Due gran tocchi di classe: la fìctsciòn àmmeregàna interpretata anche da caratteristi normanno-trinacri doppiata da cani col labiale sballato e i sordastri frati audiolesi del Convento di CastelMonte (l'Abbazia di Santa Maria del Bosco, a Contessa Entellina, Palermo) memore dell'episodio di "Dinner Club" - della concorrente Amazon (qui distribuisce Netflix, ma produce Attilio De Razza) - con PierFrancesco Favino e le rapaci suorastre di clausura del Monastero delle Benedettine a Palma di MonteChiaro, Agrigento).
Il monologo pre-finale del capo-clan, climax della serie, si muove tra momenti di trita e ritrita e pre-digerita, ma (ri)passabile, retorica (“Dobbiamo soltanto aspettare che il popolo dimentici. E se c’è una cosa che la storia c’insegna è che il popolo, prima o poi, dimentica!”) e altri (per quanto sia il personaggio a parlare, e non “il film”) un poco emetici, qual è la parte (in-voluta e forse non-volutamente tale) sui (maxi)processi come “sceneggiate della politica” in risposta ai troppi “botti”, tanto superficiale e ignorante (per le date e i rapporti di causa-effetto della Storia) quanto schifosamente infamante verso la catasta di morti ammazzati.
Per dire...
Insomma: una risata, una smorfia, una risata, una smorfia: ché ci vuole un po’ di serietà quando si vuol far ridere.

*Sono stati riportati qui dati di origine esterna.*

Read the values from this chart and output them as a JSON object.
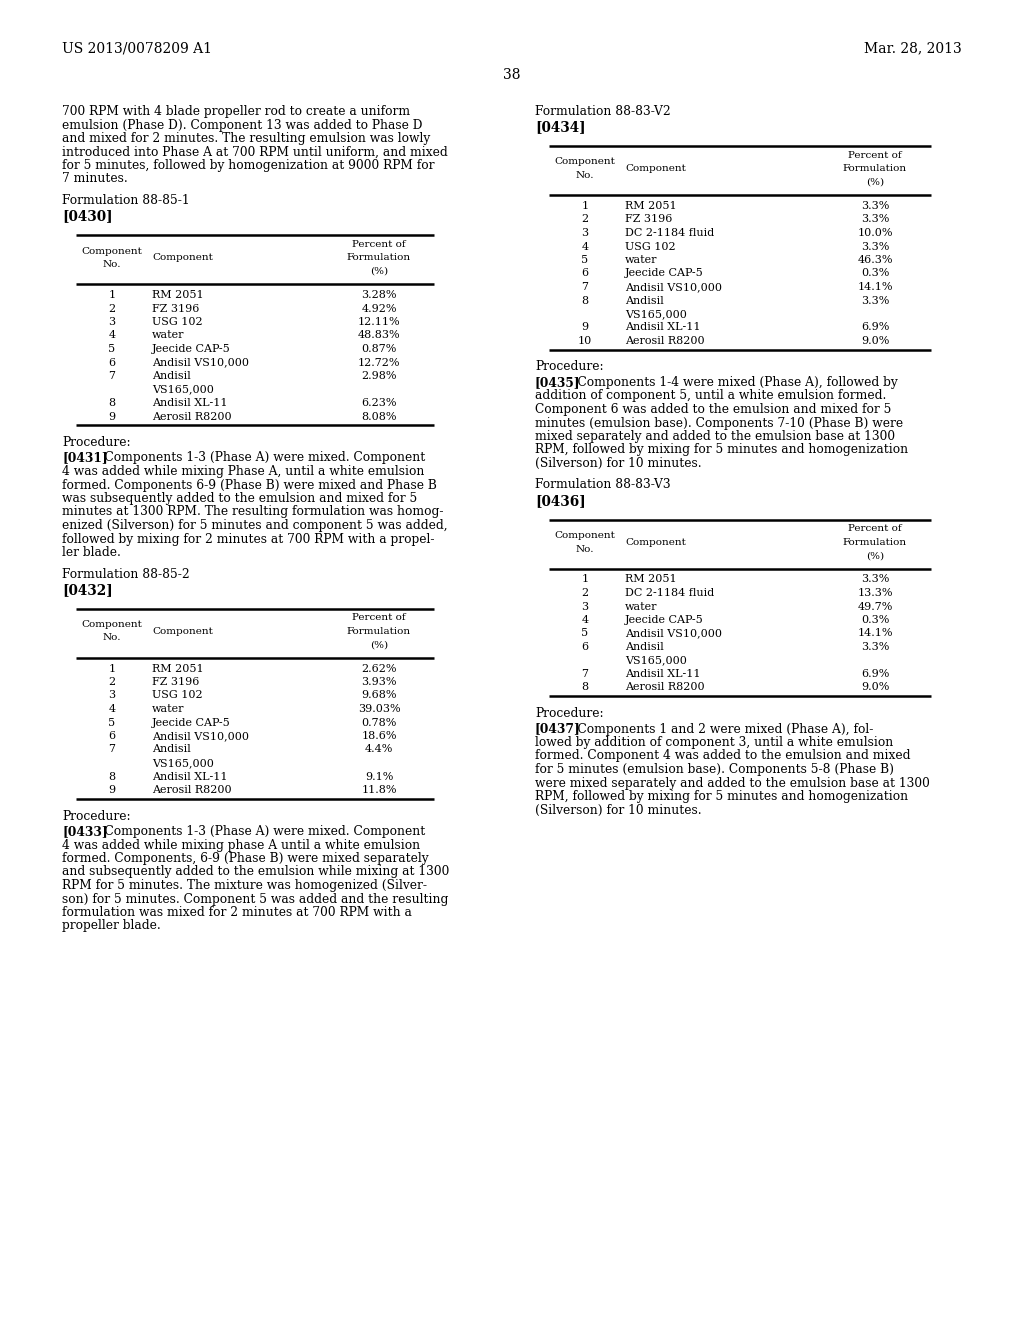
{
  "header_left": "US 2013/0078209 A1",
  "header_right": "Mar. 28, 2013",
  "page_number": "38",
  "bg": "#ffffff",
  "fg": "#000000",
  "intro_lines": [
    "700 RPM with 4 blade propeller rod to create a uniform",
    "emulsion (Phase D). Component 13 was added to Phase D",
    "and mixed for 2 minutes. The resulting emulsion was lowly",
    "introduced into Phase A at 700 RPM until uniform, and mixed",
    "for 5 minutes, followed by homogenization at 9000 RPM for",
    "7 minutes."
  ],
  "f1_title": "Formulation 88-85-1",
  "f1_ref": "[0430]",
  "t1_rows": [
    [
      "1",
      "RM 2051",
      "3.28%"
    ],
    [
      "2",
      "FZ 3196",
      "4.92%"
    ],
    [
      "3",
      "USG 102",
      "12.11%"
    ],
    [
      "4",
      "water",
      "48.83%"
    ],
    [
      "5",
      "Jeecide CAP-5",
      "0.87%"
    ],
    [
      "6",
      "Andisil VS10,000",
      "12.72%"
    ],
    [
      "7a",
      "Andisil",
      "2.98%"
    ],
    [
      "7b",
      "VS165,000",
      ""
    ],
    [
      "8",
      "Andisil XL-11",
      "6.23%"
    ],
    [
      "9",
      "Aerosil R8200",
      "8.08%"
    ]
  ],
  "p1_label": "Procedure:",
  "p1_ref": "[0431]",
  "p1_lines": [
    "[0431]    Components 1-3 (Phase A) were mixed. Component",
    "4 was added while mixing Phase A, until a white emulsion",
    "formed. Components 6-9 (Phase B) were mixed and Phase B",
    "was subsequently added to the emulsion and mixed for 5",
    "minutes at 1300 RPM. The resulting formulation was homog-",
    "enized (Silverson) for 5 minutes and component 5 was added,",
    "followed by mixing for 2 minutes at 700 RPM with a propel-",
    "ler blade."
  ],
  "f2_title": "Formulation 88-85-2",
  "f2_ref": "[0432]",
  "t2_rows": [
    [
      "1",
      "RM 2051",
      "2.62%"
    ],
    [
      "2",
      "FZ 3196",
      "3.93%"
    ],
    [
      "3",
      "USG 102",
      "9.68%"
    ],
    [
      "4",
      "water",
      "39.03%"
    ],
    [
      "5",
      "Jeecide CAP-5",
      "0.78%"
    ],
    [
      "6",
      "Andisil VS10,000",
      "18.6%"
    ],
    [
      "7a",
      "Andisil",
      "4.4%"
    ],
    [
      "7b",
      "VS165,000",
      ""
    ],
    [
      "8",
      "Andisil XL-11",
      "9.1%"
    ],
    [
      "9",
      "Aerosil R8200",
      "11.8%"
    ]
  ],
  "p2_label": "Procedure:",
  "p2_lines": [
    "[0433]    Components 1-3 (Phase A) were mixed. Component",
    "4 was added while mixing phase A until a white emulsion",
    "formed. Components, 6-9 (Phase B) were mixed separately",
    "and subsequently added to the emulsion while mixing at 1300",
    "RPM for 5 minutes. The mixture was homogenized (Silver-",
    "son) for 5 minutes. Component 5 was added and the resulting",
    "formulation was mixed for 2 minutes at 700 RPM with a",
    "propeller blade."
  ],
  "f3_title": "Formulation 88-83-V2",
  "f3_ref": "[0434]",
  "t3_rows": [
    [
      "1",
      "RM 2051",
      "3.3%"
    ],
    [
      "2",
      "FZ 3196",
      "3.3%"
    ],
    [
      "3",
      "DC 2-1184 fluid",
      "10.0%"
    ],
    [
      "4",
      "USG 102",
      "3.3%"
    ],
    [
      "5",
      "water",
      "46.3%"
    ],
    [
      "6",
      "Jeecide CAP-5",
      "0.3%"
    ],
    [
      "7",
      "Andisil VS10,000",
      "14.1%"
    ],
    [
      "8a",
      "Andisil",
      "3.3%"
    ],
    [
      "8b",
      "VS165,000",
      ""
    ],
    [
      "9",
      "Andisil XL-11",
      "6.9%"
    ],
    [
      "10",
      "Aerosil R8200",
      "9.0%"
    ]
  ],
  "p3_label": "Procedure:",
  "p3_lines": [
    "[0435]    Components 1-4 were mixed (Phase A), followed by",
    "addition of component 5, until a white emulsion formed.",
    "Component 6 was added to the emulsion and mixed for 5",
    "minutes (emulsion base). Components 7-10 (Phase B) were",
    "mixed separately and added to the emulsion base at 1300",
    "RPM, followed by mixing for 5 minutes and homogenization",
    "(Silverson) for 10 minutes."
  ],
  "f4_title": "Formulation 88-83-V3",
  "f4_ref": "[0436]",
  "t4_rows": [
    [
      "1",
      "RM 2051",
      "3.3%"
    ],
    [
      "2",
      "DC 2-1184 fluid",
      "13.3%"
    ],
    [
      "3",
      "water",
      "49.7%"
    ],
    [
      "4",
      "Jeecide CAP-5",
      "0.3%"
    ],
    [
      "5",
      "Andisil VS10,000",
      "14.1%"
    ],
    [
      "6a",
      "Andisil",
      "3.3%"
    ],
    [
      "6b",
      "VS165,000",
      ""
    ],
    [
      "7",
      "Andisil XL-11",
      "6.9%"
    ],
    [
      "8",
      "Aerosil R8200",
      "9.0%"
    ]
  ],
  "p4_label": "Procedure:",
  "p4_lines": [
    "[0437]    Components 1 and 2 were mixed (Phase A), fol-",
    "lowed by addition of component 3, until a white emulsion",
    "formed. Component 4 was added to the emulsion and mixed",
    "for 5 minutes (emulsion base). Components 5-8 (Phase B)",
    "were mixed separately and added to the emulsion base at 1300",
    "RPM, followed by mixing for 5 minutes and homogenization",
    "(Silverson) for 10 minutes."
  ]
}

Un merito ineccepibile: un episodio da 20 minuti tira l'altro (6 in totale, con cliffhanger... presente già nel prologo: l'incipit sarà risolto l'annata successiva...), e la 2ª stag. è già prenotata.
Edoardo Bennato from 1989 uber alles.
Voto: * * ¾ (***), un 6 quasi pieno, nel bene e nel male: una cosa non proprio del tutto inutile.